Nem no meu sonho mais viajado, nem no universo mais aleatório da coleção What if da Marvel, nada, jamais, deu o menor aviso sobre alguma coisa assim. Sim, havia o filme "A Noite dos Coelhos" mencionado em "Todo Mundo Odeia o Chris" e aquela animação de massinha com um coelho gigante (que me dava medo, por sinal), mas o que além disso?

Um apocalipse zumbi, tudo bem, contudo o que esperar de um apocalipse coelho?

Nada mais fazia sentido. Eu estava mais uma vez entrando em parafuso. Apertei os olhos com bastante força. Precisava focar. Me dar um norte. Por mais que literalmente cada coisa ocorrida após eu acordar naquela manhã parecesse uma viagem muito aleatória do tipo que me faria fazer uma visitinha ao PROERD, o perigo era real. Eu o senti na pele. Verdadeiro demais para ignorar. Desistir já não era uma opção, meus pais estavam por aí, tinha que encontrá-los e não deixaria que nada, muito menos um coelhão metido a besta, fosse capaz de me parar.

Abri os olhos já mais calmo.

Sem tantos grilos cricrilando na minha cabeça, notei que o taxista murmurava alguma coisa. Não foi foi preciso muita habilidade de dedução para concluir que se tratava de uma oração. Esfreguei as mãos. Uma parte minha bem que queria recitar as rezas que aprendi com minha avó, mas minha parte lógica, herdada de meu pai, se recusava a usar isso ― exceto como último recurso. Minhas pernas haviam voltado a balançar freneticamente, resultado de meu cérebro trabalhando. Agora tinha que bolar um plano para me salvar daquela confusão toda.
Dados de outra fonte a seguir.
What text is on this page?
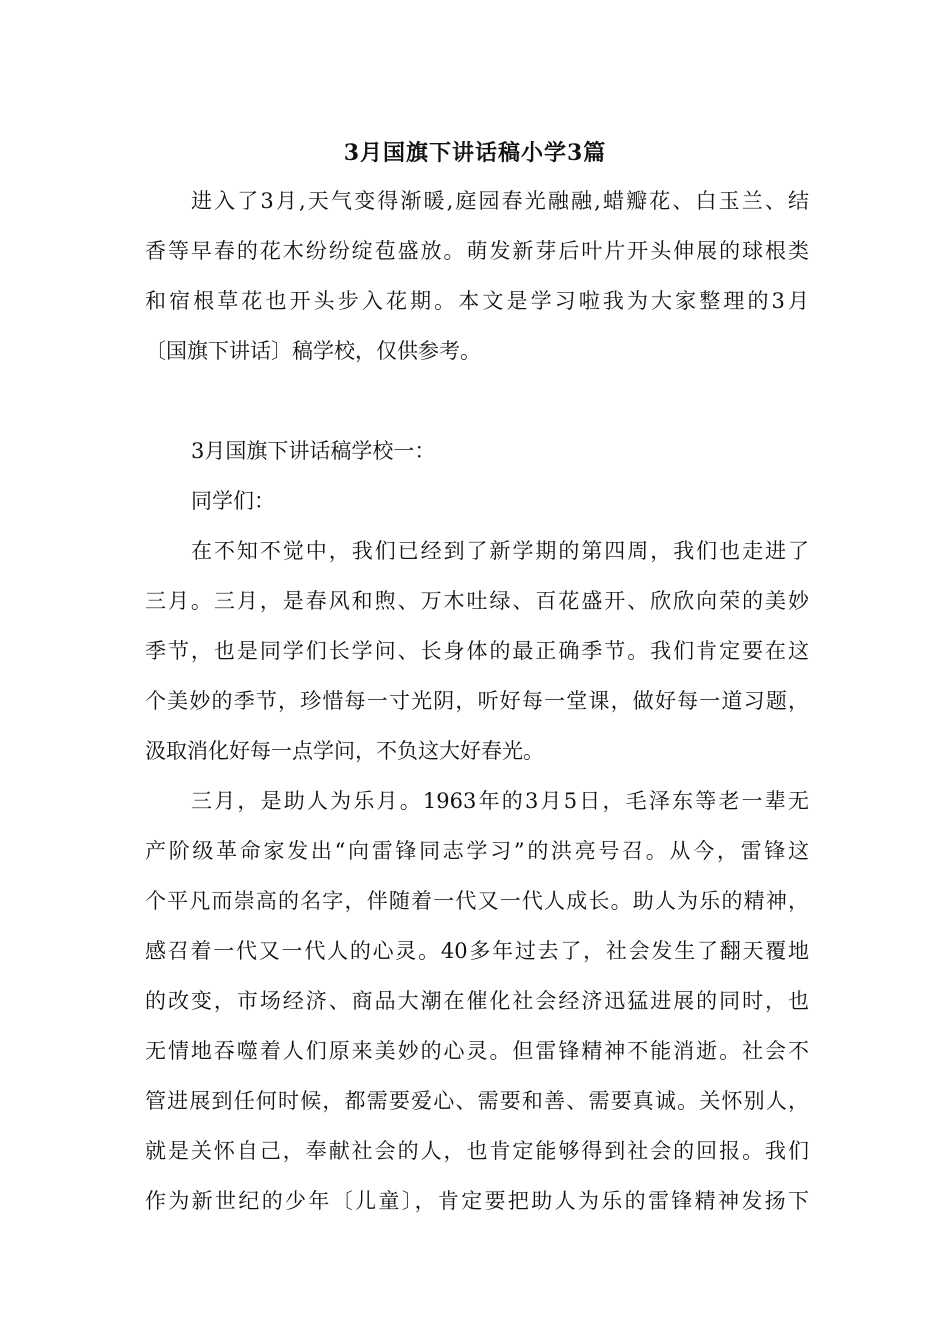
3月国旗下讲话稿小学3篇
进入了3月,天气变得渐暖,庭园春光融融,蜡瓣花、白玉兰、结
香等早春的花木纷纷绽苞盛放。萌发新芽后叶片开头伸展的球根类
和宿根草花也开头步入花期。本文是学习啦我为大家整理的3月
〔国旗下讲话〕稿学校，仅供参考。
3月国旗下讲话稿学校一：
同学们：
在不知不觉中，我们已经到了新学期的第四周，我们也走进了
三月。三月，是春风和煦、万木吐绿、百花盛开、欣欣向荣的美妙
季节，也是同学们长学问、长身体的最正确季节。我们肯定要在这
个美妙的季节，珍惜每一寸光阴，听好每一堂课，做好每一道习题，
汲取消化好每一点学问，不负这大好春光。
三月，是助人为乐月。1963年的3月5日，毛泽东等老一辈无
产阶级革命家发出“向雷锋同志学习”的洪亮号召。从今，雷锋这
个平凡而崇高的名字，伴随着一代又一代人成长。助人为乐的精神，
感召着一代又一代人的心灵。40多年过去了，社会发生了翻天覆地
的改变，市场经济、商品大潮在催化社会经济迅猛进展的同时，也
无情地吞噬着人们原来美妙的心灵。但雷锋精神不能消逝。社会不
管进展到任何时候，都需要爱心、需要和善、需要真诚。关怀别人，
就是关怀自己，奉献社会的人，也肯定能够得到社会的回报。我们
作为新世纪的少年〔儿童〕，肯定要把助人为乐的雷锋精神发扬下
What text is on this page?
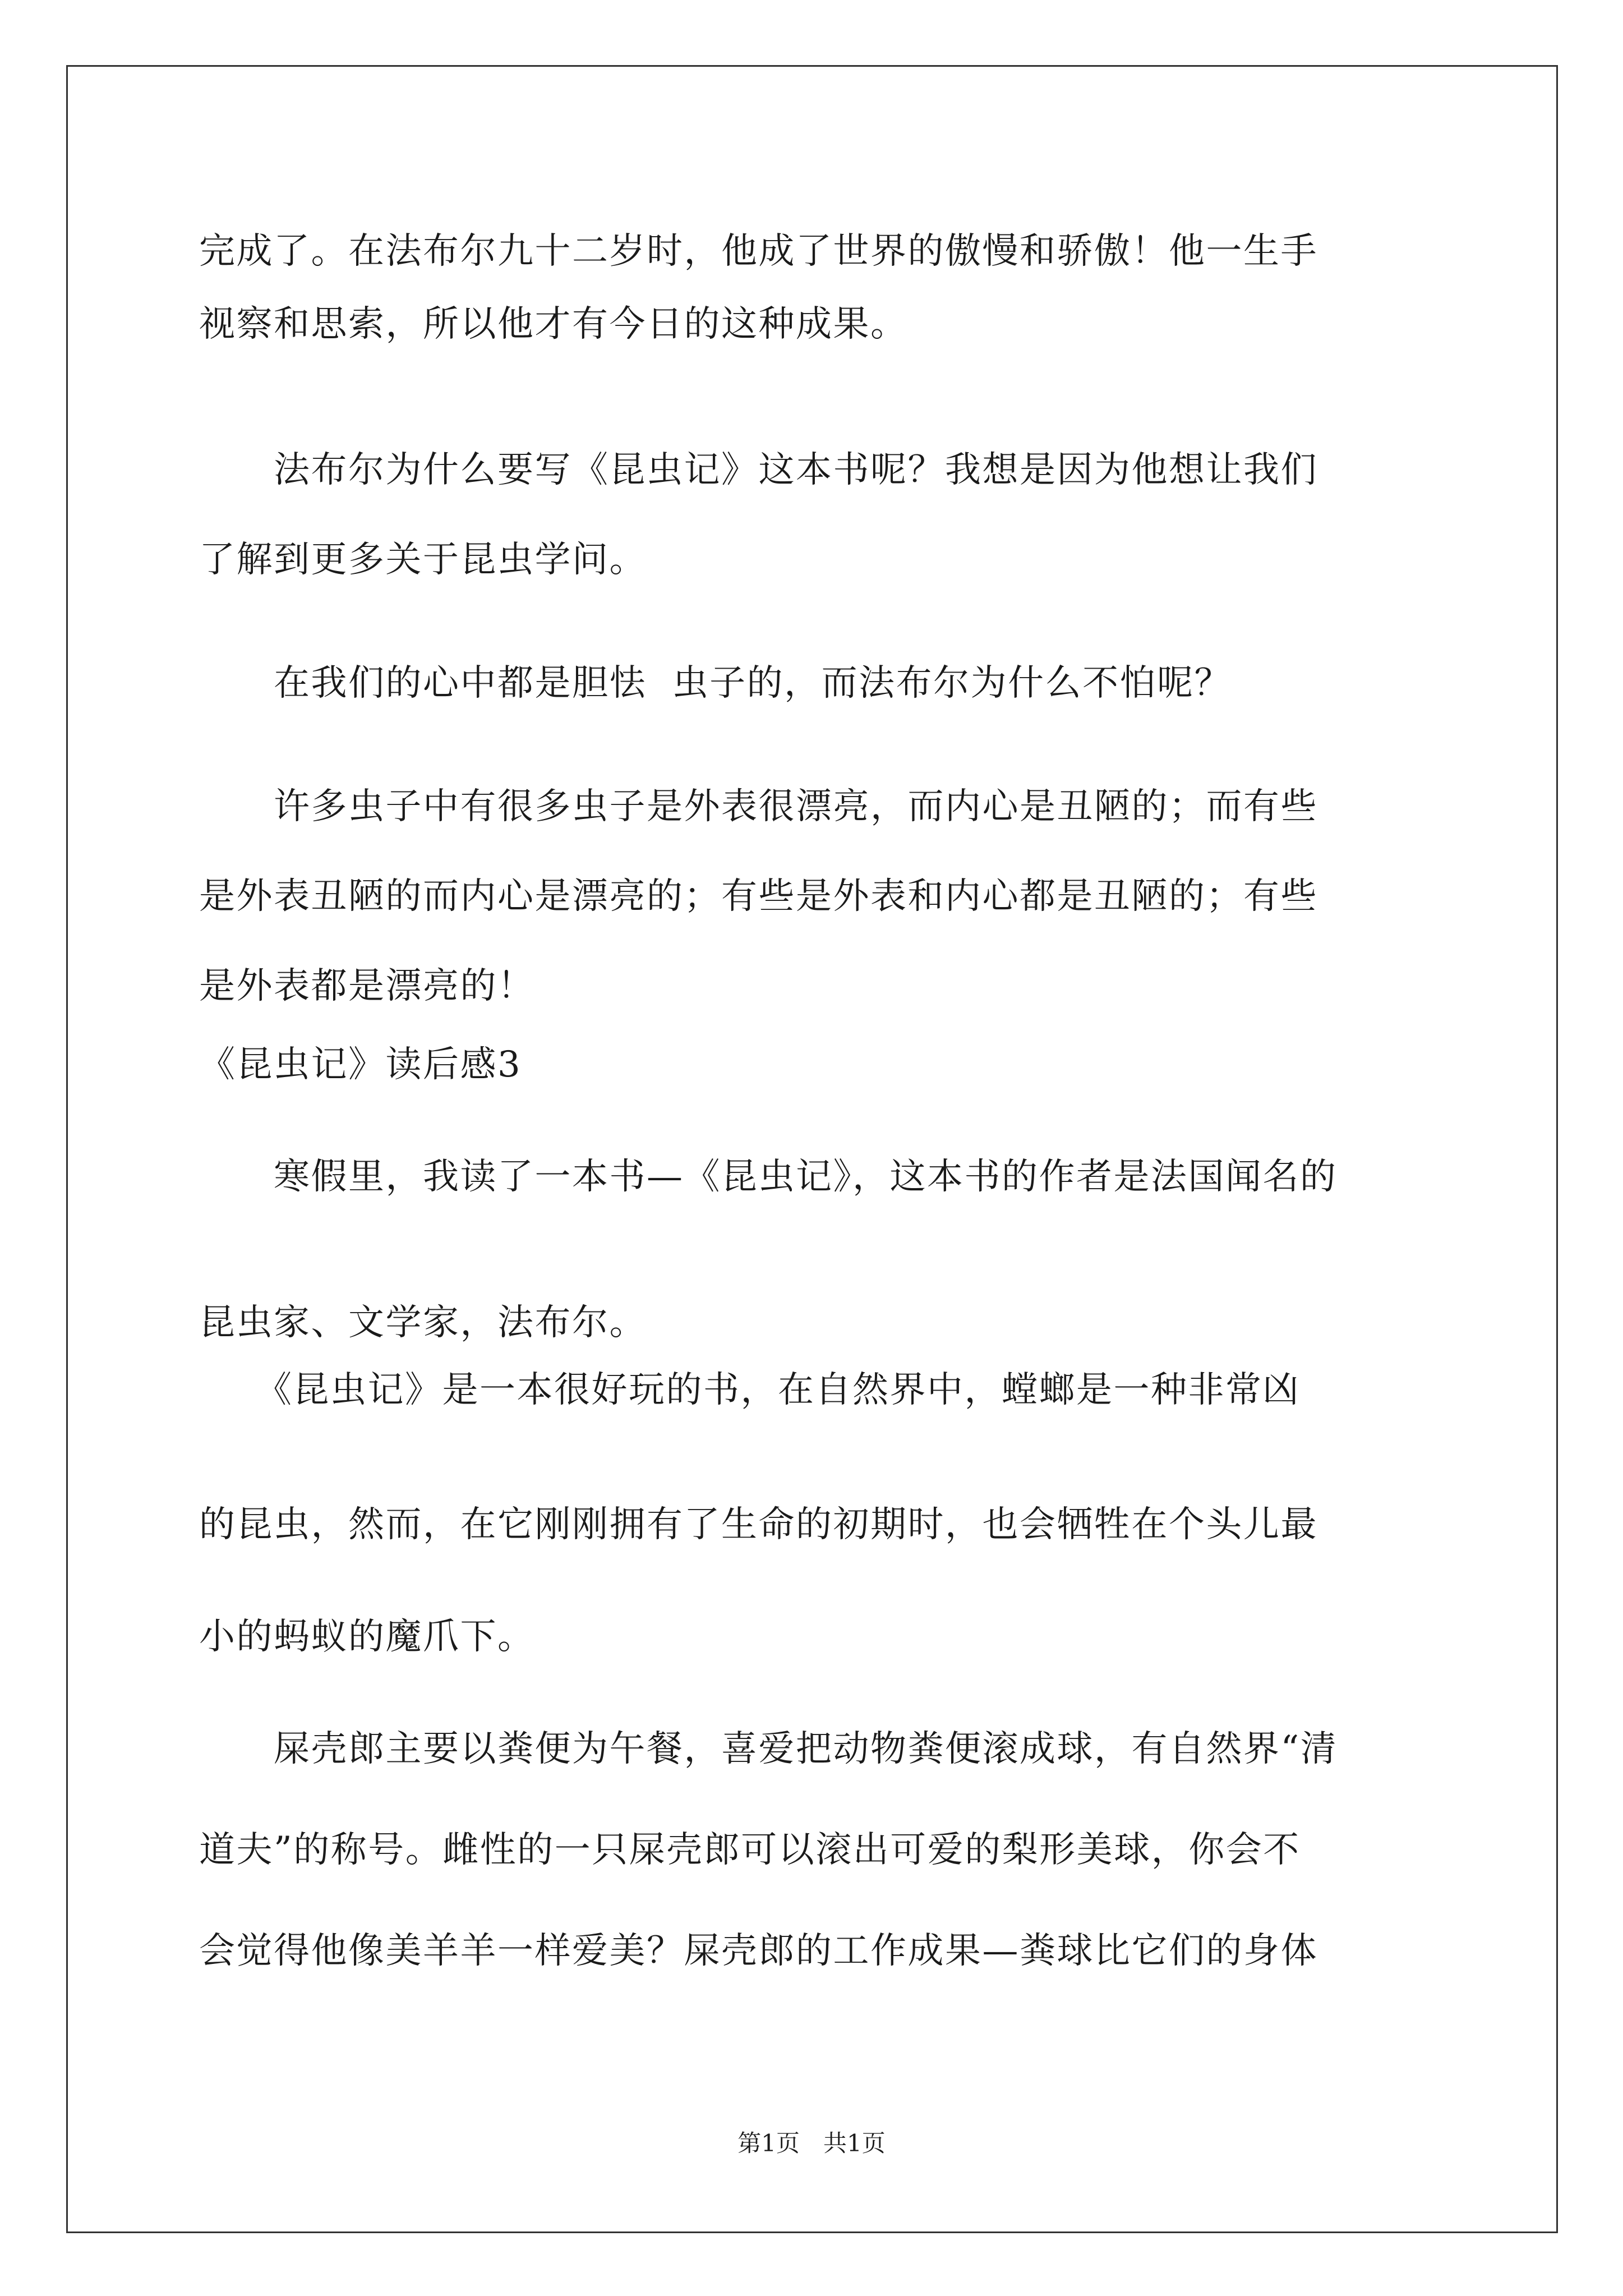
完成了。在法布尔九十二岁时，他成了世界的傲慢和骄傲！他一生手
视察和思索，所以他才有今日的这种成果。
　　法布尔为什么要写《昆虫记》这本书呢？我想是因为他想让我们
了解到更多关于昆虫学问。
　　在我们的心中都是胆怯  虫子的，而法布尔为什么不怕呢？
　　许多虫子中有很多虫子是外表很漂亮，而内心是丑陋的；而有些
是外表丑陋的而内心是漂亮的；有些是外表和内心都是丑陋的；有些
是外表都是漂亮的！
《昆虫记》读后感3
　　寒假里，我读了一本书—《昆虫记》，这本书的作者是法国闻名的
昆虫家、文学家，法布尔。
　　《昆虫记》是一本很好玩的书，在自然界中，螳螂是一种非常凶
的昆虫，然而，在它刚刚拥有了生命的初期时，也会牺牲在个头儿最
小的蚂蚁的魔爪下。
　　屎壳郎主要以粪便为午餐，喜爱把动物粪便滚成球，有自然界“清
道夫”的称号。雌性的一只屎壳郎可以滚出可爱的梨形美球，你会不
会觉得他像美羊羊一样爱美？屎壳郎的工作成果—粪球比它们的身体
第1页　共1页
Estava começando a formular alguma coisa sobre explorar a loja que o carro destruiu quando algumas pessoas passaram correndo pela rua.

Estávamos bem no centro da cidade, de frente para várias outras lojas e uma avenida, portanto aquilo não era tão estranho, ainda mais considerando o cenário geral das coisas, entretanto ficou assim que mais gente passou e depois mais outras e mais até revelar-se uma multidão em fuga. Os passos deles pareciam até um terremoto. Produziam um estampido que lembrava o de uma boiada estourando. Franzi o cenho, não podia me considerar um especialista, mas tinha a leve impressão de que somente eles não eram capazes de produzir um som tão alto.

― Ah, não! ― disse em voz alta. O motorista ergueu a cabeça, olhou para mim, depois para a frente e prendeu a respiração.

Havia uma horda com dezenas de coelhões perseguindo as pessoas.

Foi como assistir um filme de terror trash ao vivo. De onde estávamos, dava para ver tudo quase como uma televisão, de fato. Os coelhões saltaram destruindo a vantagem das pessoas em questão de segundos e então desabaram sobre elas como uma felpuda montanha de concreto. Era bizarro fazer essa comparação, mas não tinha como não lembrar daquele jogo de estourar espinhas, só que as espinhas eram seres humanos e o pus, a poça de sangue que eles se tornaram debaixo das patas dos coelhões. Logo os gritos começaram a ecoar. Frenéticos, nascidos da pura agonia. Parecia muito uma dose do que seria o inferno ― uma parte que a bíblia esqueceu de mencionar.